Posted by Matt McKnight at 10:05 AM
All Points Blog asks "will Google Earth be the new web library for imagery?" I think the question is probably wrong. I would imagine that the various localities will still serve as the librarians for much of their own data, or still store that data in some larger repository. The catch with Google Earth is that is only going to display the "best" imagery for a particular location, with the exception of overlays. So, for people that are making maps using public imagery, they will still need a way to download the data that they want.

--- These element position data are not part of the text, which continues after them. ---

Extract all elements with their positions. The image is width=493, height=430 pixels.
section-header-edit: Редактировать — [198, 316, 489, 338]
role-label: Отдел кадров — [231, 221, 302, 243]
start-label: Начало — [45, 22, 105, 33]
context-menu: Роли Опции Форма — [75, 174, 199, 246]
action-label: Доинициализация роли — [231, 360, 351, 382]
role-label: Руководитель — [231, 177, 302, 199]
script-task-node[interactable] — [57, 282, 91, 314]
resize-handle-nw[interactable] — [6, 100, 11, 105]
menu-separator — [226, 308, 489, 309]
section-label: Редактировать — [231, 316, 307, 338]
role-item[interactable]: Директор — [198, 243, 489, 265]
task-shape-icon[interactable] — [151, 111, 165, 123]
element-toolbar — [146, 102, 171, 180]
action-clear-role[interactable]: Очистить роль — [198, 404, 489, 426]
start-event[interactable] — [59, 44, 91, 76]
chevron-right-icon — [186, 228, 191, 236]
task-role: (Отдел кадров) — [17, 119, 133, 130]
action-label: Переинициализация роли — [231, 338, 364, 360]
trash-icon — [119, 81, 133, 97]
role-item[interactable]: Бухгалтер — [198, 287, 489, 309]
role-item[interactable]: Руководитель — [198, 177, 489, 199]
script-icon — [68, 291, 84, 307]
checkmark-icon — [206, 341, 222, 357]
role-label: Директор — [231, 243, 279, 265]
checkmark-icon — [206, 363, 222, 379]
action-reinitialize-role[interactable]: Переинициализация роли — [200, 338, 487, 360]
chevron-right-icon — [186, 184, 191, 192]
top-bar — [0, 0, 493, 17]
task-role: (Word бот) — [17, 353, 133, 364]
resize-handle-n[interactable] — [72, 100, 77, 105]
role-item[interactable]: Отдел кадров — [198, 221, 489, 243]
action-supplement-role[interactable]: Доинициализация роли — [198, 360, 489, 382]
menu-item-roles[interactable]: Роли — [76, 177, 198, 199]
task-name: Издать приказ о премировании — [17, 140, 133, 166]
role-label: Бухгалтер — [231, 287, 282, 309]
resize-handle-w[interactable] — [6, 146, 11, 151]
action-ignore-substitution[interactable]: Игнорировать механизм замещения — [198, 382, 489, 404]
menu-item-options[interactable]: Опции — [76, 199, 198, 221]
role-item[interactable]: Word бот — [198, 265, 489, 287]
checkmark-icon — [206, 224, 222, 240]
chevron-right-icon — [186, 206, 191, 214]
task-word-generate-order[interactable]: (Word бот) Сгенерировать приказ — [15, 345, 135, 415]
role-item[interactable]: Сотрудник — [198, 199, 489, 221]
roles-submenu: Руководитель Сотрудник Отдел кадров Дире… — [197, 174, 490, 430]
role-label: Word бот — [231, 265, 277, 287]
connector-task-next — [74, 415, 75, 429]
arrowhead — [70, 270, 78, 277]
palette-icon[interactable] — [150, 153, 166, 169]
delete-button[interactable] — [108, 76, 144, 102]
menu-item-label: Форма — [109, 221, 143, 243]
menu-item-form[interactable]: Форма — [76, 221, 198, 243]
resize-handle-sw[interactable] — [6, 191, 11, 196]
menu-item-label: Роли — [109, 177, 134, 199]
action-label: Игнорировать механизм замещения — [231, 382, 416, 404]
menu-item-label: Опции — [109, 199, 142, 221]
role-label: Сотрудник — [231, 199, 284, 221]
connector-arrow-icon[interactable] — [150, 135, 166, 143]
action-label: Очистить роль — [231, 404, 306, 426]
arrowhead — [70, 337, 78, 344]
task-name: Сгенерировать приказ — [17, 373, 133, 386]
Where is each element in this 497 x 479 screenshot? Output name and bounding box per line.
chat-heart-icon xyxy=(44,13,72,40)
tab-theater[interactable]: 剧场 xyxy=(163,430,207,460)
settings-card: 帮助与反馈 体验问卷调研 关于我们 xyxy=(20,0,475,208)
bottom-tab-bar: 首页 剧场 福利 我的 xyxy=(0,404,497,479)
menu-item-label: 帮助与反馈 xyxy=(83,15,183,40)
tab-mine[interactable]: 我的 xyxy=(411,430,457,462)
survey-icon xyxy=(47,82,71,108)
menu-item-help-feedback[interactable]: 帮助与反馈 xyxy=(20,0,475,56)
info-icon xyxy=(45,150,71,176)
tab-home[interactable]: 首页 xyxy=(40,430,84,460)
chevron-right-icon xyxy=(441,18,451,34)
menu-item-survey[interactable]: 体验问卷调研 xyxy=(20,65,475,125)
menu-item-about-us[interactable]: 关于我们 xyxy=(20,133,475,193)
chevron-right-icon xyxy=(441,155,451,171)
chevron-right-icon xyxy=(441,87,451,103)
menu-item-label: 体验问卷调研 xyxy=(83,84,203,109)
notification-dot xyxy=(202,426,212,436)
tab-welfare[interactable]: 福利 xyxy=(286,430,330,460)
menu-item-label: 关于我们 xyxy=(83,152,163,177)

However, Google Earth may become the way the majority of the data consumers interact with public imagery and other forms of geographic data. The reason is that the data on its own is useless, it needs an application. So far, Google Earth is the current leader in providing an application that serves up the best available data for the whole earth for free. ESRI could provide the data and applications too, but Google has the hosting capacity and the architecture necessary to get the whole world into a common project that runs fast. Just putting the data up there in a standards compliant format doesn't get you that. Just having an application where you can look at any data that's out there doesn't get you that. You need that combination in a ready to consume, high performance format- and being beautiful never hurts.
Posted by Matt McKnight at 9:58 AM
Tuesday, January 03, 2006
The lovely folks at CRN quoted me on Google. I think it's a pretty safe guess that they will again be in the news quite a bit. The sheer number of really smart people there is going to make something happen if they can get a few of them moving in the same direction. Although I really don't know if they are going to release an Enterprise version of GMail, or do anything specific, I do know they are going to do something good.
In the meantime- the GreaseMonkey extensions for Gmail (requires Firefox 1.5) are very nice. I think GreaseMonkey is one thing that makes pure DHTML or AJAX sites better than Flash sites, that Flash will probably never get. You just can't hack the Flash as well.